Derek Quinlan's villa, above, runs along the coast and has a swimming pool

Derek Quinlan, Ireland's best known international property investor, faces huge costs on refinanced mortgages AIB loaned to him to buy a mansion on the exclusive Cap Ferrat in 2006, just weeks before the collapse of the global property market, the Sunday Tribune can reveal.


Quinlan left the south of France to live in a small town in Switzerland last year.


Emails sent by an accountant to a legal adviser last year, and mortgage filings publicly available in Nice, show that the loans and other debts on Quinlan's Cap Ferrat mansion, called La Villa Carriere, ballooned from €48m when AIB held the mortgage charges to almost €64m in April last year.

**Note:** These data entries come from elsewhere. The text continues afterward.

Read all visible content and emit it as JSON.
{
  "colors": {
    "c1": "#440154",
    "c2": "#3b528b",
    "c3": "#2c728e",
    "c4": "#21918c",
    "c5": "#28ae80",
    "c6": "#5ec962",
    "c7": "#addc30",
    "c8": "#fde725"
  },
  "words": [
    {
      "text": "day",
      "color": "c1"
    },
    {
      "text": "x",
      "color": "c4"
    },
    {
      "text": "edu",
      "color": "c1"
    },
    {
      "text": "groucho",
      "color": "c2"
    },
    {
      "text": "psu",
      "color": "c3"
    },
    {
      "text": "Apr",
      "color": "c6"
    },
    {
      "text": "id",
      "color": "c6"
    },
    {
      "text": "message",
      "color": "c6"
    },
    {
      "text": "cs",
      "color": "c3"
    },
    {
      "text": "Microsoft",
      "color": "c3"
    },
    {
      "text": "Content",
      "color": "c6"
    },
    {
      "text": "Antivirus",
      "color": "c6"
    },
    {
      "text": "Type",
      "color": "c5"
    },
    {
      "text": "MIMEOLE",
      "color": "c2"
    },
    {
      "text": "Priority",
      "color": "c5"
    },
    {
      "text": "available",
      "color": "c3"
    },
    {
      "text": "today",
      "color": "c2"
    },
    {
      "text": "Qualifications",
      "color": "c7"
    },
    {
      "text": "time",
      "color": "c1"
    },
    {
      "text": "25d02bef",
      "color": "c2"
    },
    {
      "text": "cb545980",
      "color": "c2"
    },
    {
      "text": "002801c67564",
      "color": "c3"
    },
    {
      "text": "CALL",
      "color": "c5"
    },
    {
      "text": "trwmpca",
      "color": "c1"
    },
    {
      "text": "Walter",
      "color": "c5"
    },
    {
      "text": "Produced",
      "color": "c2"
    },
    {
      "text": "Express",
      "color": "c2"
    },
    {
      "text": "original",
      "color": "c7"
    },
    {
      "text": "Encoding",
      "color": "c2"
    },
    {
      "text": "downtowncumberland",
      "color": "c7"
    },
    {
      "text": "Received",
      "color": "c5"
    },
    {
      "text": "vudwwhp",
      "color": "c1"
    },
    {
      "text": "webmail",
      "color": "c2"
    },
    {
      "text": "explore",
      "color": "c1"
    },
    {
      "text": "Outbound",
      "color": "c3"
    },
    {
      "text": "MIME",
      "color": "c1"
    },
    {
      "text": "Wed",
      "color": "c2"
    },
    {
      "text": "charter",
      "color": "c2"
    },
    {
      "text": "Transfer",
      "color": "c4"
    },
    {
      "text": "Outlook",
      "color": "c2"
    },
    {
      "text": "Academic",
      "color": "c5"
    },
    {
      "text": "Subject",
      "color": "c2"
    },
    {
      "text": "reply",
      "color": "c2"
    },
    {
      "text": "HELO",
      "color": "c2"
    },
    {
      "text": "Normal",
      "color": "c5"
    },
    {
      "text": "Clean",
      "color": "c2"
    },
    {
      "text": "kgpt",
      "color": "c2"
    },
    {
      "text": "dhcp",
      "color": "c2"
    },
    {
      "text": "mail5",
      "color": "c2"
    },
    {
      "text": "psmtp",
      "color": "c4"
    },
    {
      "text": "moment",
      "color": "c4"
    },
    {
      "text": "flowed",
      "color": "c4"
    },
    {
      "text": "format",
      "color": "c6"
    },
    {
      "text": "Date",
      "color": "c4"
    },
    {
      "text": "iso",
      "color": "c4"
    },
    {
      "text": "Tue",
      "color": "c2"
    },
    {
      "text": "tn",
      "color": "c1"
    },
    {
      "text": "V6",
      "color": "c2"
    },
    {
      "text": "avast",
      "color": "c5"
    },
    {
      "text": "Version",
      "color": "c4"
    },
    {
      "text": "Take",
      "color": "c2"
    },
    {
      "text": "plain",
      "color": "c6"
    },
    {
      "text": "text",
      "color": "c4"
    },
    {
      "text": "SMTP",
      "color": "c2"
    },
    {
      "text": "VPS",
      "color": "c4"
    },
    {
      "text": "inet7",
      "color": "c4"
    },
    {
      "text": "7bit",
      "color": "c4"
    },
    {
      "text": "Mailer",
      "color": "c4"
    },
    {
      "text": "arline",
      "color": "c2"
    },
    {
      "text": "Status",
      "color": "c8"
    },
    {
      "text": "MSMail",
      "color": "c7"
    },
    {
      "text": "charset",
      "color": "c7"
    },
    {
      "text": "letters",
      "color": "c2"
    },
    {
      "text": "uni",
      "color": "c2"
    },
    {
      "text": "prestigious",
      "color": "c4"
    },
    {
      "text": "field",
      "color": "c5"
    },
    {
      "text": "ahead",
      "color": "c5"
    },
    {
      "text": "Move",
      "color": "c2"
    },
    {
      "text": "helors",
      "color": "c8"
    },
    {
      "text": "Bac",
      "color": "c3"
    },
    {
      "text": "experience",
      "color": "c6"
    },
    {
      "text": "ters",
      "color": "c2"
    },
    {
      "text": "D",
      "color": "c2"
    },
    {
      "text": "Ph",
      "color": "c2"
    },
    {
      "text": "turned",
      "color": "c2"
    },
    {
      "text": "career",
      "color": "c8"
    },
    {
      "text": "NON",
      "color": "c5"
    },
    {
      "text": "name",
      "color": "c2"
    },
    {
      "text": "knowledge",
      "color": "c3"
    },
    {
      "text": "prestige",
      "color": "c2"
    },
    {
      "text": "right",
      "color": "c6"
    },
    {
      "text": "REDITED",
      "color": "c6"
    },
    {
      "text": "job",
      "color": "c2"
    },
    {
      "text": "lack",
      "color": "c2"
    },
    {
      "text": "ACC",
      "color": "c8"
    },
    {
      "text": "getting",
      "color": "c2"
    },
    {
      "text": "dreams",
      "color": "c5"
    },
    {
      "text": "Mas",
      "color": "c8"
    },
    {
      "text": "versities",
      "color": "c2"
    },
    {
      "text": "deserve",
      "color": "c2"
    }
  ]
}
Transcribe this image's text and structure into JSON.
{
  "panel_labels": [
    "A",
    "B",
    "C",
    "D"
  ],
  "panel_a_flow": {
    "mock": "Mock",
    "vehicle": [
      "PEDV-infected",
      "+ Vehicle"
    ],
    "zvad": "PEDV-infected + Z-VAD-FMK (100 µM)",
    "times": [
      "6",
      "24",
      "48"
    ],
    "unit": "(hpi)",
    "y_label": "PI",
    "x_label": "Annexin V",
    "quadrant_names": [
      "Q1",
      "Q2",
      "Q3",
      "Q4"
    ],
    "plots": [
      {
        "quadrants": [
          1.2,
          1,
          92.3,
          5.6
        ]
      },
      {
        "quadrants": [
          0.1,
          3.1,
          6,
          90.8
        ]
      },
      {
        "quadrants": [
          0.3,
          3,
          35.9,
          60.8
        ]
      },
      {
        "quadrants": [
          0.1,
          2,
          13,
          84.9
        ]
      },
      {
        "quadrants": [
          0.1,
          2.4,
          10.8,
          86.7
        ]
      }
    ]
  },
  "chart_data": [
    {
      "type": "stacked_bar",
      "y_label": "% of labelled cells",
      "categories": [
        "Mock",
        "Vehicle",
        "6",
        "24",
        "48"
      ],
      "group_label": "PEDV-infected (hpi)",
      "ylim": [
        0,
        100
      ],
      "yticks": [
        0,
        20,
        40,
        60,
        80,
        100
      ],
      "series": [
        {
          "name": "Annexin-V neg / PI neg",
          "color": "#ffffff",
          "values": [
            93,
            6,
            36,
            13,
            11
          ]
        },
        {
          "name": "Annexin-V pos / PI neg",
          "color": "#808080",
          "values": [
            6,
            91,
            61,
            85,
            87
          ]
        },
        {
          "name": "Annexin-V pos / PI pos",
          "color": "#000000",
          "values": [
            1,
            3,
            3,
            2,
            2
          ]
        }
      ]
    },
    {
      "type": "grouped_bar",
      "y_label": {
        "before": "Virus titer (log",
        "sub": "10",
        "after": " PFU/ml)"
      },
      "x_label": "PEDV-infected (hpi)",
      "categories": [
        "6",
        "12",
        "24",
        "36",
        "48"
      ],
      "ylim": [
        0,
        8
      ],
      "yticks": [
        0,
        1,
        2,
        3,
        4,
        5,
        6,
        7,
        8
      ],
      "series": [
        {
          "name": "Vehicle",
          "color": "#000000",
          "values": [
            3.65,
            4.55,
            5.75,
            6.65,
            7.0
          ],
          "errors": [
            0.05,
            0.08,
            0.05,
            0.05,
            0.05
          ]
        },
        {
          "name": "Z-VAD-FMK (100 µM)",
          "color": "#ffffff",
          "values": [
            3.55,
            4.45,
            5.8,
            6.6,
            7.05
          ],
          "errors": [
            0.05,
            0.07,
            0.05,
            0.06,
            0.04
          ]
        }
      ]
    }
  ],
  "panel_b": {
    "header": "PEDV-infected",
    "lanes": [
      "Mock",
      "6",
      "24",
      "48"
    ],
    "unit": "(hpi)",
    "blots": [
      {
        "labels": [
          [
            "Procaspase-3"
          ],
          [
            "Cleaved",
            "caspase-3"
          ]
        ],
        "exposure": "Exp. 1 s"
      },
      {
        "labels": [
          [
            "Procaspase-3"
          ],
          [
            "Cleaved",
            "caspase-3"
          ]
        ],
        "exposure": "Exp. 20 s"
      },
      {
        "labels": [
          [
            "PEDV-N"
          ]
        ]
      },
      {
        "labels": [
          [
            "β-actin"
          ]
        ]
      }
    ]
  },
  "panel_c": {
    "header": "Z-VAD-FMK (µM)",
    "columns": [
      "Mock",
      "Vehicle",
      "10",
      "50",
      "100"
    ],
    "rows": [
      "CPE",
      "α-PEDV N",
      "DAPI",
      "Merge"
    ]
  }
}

The Monaco branch of Barclays Bank had by that time taken on three loans linked to a Quinlan company that owns La Carriere.


Other public filings show:


* A planning dispute over 167sq m of the estate


* Annual interest payments of at least 6.5% on refinanced loans in 2008


* A 3% annual property tax, suggesting the villa costs almost €2m a year in levies alone


* The company owning the villa was valued at €65m last year


* An email sent by a chartered accountant in April last year detailing the debts of the company as a €48m loan to Barclays, a €5.58m loan to Barclays, a third loan of €280,000 to Barclays and a €9.97m payment in a bank account


In recent weeks, Quinlan has put one of the three houses he owns on Dublin's Shrewsbury Road on the market at an asking price of €7.5m.